Integration of Detection and Degradation Modules
We would like to integrate the TetX module with the biosensor module, enabling TetX expression to be induced by the presence of tetracycline. This would create a more sophisticated system of conditional TetX expression when needed by our cells.
Minimizing Leaky Expression in Biosensors
A common issue is that reporter genes may exhibit leaky expression due to culturing conditions, such as prolonged incubation. In the tetracycline biosensor, mild leaky expression is observed, so further modifications for tighter control are needed.
Single-Cell Integration
We are interested in determining if the detection and degradation of tetracycline can be integrated into a single cell.

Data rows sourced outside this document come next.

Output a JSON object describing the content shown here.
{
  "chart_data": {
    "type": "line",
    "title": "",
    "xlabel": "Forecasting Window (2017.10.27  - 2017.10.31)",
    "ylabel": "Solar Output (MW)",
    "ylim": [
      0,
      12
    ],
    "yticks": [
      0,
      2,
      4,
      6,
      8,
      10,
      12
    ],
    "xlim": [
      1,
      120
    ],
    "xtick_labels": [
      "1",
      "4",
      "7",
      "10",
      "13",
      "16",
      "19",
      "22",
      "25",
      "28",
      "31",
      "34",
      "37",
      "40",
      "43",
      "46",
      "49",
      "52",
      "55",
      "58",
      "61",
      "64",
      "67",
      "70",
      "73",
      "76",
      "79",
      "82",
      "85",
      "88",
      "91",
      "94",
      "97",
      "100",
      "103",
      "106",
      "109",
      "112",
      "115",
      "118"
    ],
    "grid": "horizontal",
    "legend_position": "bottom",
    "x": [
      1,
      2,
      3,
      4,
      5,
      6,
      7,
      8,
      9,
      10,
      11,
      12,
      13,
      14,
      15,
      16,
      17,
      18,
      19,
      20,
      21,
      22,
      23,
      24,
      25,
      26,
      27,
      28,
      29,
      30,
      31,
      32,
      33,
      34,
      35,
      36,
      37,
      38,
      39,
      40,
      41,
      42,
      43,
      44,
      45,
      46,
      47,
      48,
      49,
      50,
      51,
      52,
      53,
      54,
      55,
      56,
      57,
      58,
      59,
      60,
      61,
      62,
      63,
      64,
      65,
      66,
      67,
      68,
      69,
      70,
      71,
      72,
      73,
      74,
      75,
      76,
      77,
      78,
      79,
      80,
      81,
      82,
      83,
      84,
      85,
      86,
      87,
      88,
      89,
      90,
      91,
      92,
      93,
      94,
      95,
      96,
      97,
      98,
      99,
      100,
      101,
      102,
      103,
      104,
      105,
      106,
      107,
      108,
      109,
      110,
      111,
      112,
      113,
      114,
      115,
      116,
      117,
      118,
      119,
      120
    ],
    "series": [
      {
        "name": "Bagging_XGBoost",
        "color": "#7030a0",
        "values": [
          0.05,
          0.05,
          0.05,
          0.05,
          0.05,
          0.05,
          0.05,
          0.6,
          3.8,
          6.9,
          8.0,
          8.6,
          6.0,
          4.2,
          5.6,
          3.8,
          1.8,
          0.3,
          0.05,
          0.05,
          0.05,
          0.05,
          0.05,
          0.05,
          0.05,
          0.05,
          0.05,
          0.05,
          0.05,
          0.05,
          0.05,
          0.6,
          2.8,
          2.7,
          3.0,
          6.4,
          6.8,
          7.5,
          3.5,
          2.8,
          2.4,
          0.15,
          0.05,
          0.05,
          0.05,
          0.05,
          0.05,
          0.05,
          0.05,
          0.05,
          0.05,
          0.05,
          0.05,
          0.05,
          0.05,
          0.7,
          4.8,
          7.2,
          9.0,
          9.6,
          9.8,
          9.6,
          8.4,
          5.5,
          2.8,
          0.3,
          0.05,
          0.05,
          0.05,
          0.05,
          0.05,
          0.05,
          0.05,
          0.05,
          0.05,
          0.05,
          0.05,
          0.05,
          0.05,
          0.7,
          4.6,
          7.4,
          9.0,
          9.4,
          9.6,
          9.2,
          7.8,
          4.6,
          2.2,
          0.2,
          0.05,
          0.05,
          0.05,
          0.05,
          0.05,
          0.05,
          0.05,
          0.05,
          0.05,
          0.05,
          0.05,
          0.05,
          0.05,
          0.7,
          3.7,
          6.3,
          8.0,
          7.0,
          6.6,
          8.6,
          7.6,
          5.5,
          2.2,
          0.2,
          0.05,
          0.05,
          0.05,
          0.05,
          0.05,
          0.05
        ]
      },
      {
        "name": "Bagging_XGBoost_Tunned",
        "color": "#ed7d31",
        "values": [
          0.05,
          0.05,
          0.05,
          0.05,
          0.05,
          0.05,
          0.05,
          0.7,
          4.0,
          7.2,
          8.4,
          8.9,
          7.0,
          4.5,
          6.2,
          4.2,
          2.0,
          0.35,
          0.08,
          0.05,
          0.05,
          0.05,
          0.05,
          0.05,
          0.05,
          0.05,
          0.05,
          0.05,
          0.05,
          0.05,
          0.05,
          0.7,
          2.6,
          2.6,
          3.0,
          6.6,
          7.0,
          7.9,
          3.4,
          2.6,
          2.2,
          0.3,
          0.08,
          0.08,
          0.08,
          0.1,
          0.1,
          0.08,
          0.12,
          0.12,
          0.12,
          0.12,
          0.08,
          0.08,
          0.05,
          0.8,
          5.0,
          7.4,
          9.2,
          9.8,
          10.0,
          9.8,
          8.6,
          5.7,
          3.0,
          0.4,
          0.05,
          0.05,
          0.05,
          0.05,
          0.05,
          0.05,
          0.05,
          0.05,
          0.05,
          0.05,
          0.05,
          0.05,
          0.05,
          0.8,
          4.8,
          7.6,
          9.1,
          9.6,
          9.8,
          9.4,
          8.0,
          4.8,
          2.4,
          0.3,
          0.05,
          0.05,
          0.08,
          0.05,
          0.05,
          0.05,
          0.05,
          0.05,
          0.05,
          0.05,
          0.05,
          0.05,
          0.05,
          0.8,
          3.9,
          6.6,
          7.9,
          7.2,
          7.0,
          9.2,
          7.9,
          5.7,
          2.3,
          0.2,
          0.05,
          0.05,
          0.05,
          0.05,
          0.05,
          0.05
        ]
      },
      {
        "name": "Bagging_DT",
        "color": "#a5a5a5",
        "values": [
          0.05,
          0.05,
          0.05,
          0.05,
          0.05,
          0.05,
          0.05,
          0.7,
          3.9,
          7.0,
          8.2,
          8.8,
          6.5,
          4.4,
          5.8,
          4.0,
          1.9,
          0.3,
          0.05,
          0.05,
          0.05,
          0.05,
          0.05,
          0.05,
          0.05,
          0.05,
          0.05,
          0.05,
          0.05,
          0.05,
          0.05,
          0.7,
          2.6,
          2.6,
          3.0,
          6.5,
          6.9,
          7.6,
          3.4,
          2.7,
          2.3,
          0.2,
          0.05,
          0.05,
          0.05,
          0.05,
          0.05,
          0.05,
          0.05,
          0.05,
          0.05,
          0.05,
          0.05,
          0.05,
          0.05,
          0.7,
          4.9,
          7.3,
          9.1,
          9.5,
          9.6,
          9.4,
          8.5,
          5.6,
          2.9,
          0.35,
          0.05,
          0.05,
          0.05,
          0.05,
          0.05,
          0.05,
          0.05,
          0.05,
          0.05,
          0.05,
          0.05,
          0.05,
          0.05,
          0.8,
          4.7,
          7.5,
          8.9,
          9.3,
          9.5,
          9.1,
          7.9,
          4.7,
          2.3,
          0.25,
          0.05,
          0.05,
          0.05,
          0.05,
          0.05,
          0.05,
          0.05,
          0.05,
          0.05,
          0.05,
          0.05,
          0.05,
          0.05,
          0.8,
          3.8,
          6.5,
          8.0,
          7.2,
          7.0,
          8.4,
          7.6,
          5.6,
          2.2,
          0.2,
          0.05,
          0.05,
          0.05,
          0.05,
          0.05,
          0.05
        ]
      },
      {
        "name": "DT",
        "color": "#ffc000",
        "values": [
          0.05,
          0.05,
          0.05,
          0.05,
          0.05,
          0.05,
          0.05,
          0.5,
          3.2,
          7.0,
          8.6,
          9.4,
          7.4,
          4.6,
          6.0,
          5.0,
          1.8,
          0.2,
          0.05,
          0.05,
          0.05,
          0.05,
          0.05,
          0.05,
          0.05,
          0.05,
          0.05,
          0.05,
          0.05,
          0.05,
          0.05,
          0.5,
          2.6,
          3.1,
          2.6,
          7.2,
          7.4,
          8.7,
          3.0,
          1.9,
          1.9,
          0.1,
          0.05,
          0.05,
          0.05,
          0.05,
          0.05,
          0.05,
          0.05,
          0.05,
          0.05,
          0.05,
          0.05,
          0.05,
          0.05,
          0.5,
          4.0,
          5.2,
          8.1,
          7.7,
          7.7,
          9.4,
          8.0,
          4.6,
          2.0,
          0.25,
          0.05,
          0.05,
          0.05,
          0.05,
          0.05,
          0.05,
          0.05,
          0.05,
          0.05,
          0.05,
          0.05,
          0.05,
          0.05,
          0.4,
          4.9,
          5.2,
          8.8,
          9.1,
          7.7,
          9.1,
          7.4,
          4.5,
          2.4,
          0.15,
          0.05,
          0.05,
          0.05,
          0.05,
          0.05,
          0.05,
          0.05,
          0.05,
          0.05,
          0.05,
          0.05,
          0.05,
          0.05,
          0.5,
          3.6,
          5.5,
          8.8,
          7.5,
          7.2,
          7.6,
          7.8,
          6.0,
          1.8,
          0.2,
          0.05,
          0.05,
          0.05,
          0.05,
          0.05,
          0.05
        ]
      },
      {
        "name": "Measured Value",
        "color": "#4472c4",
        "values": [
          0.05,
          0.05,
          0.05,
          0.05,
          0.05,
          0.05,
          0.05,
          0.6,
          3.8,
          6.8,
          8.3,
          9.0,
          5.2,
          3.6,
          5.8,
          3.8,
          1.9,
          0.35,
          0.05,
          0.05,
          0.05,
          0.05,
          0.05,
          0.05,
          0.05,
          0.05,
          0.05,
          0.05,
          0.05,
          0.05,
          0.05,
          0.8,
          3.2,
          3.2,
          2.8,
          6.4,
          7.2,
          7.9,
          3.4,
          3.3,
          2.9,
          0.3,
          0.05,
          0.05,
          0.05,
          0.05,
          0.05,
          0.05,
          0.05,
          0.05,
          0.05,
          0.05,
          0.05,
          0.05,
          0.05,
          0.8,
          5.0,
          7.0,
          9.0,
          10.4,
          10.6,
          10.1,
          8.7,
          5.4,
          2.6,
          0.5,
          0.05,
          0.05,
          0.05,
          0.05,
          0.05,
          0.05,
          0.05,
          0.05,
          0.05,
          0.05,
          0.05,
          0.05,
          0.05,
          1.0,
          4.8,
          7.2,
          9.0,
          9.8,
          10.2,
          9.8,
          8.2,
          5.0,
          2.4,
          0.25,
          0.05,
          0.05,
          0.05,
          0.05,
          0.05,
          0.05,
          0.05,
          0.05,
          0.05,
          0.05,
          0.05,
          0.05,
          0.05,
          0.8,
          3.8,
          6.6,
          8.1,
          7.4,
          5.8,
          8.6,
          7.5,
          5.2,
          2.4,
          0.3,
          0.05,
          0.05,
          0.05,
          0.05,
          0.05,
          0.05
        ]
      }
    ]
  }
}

Alginate Bead Integration for Real-World Applications
As our hardware team developed a machine to automate the process of making cells into beads, we needed time to test compatibility and determine if detection and degradation efficiency are maintained in the alginate beads.
Ensuring Safety Measures
Safety is critical to our project. We need to implement measures such as kill switches or containment mechanisms when working with engineered organisms. Additionally, exploring cell-free expression systems could help mitigate concerns regarding the use of genetically modified organisms.
Therefore, we are beginning a new round of the engineering cycle to address these important points. By combining our biological system with the device, we aim to improve our product's functionality, applicability, and safety. It is crucial for us to thoroughly investigate every aspect to ensure that our system meets the necessary standards and regulations for real-world implementation.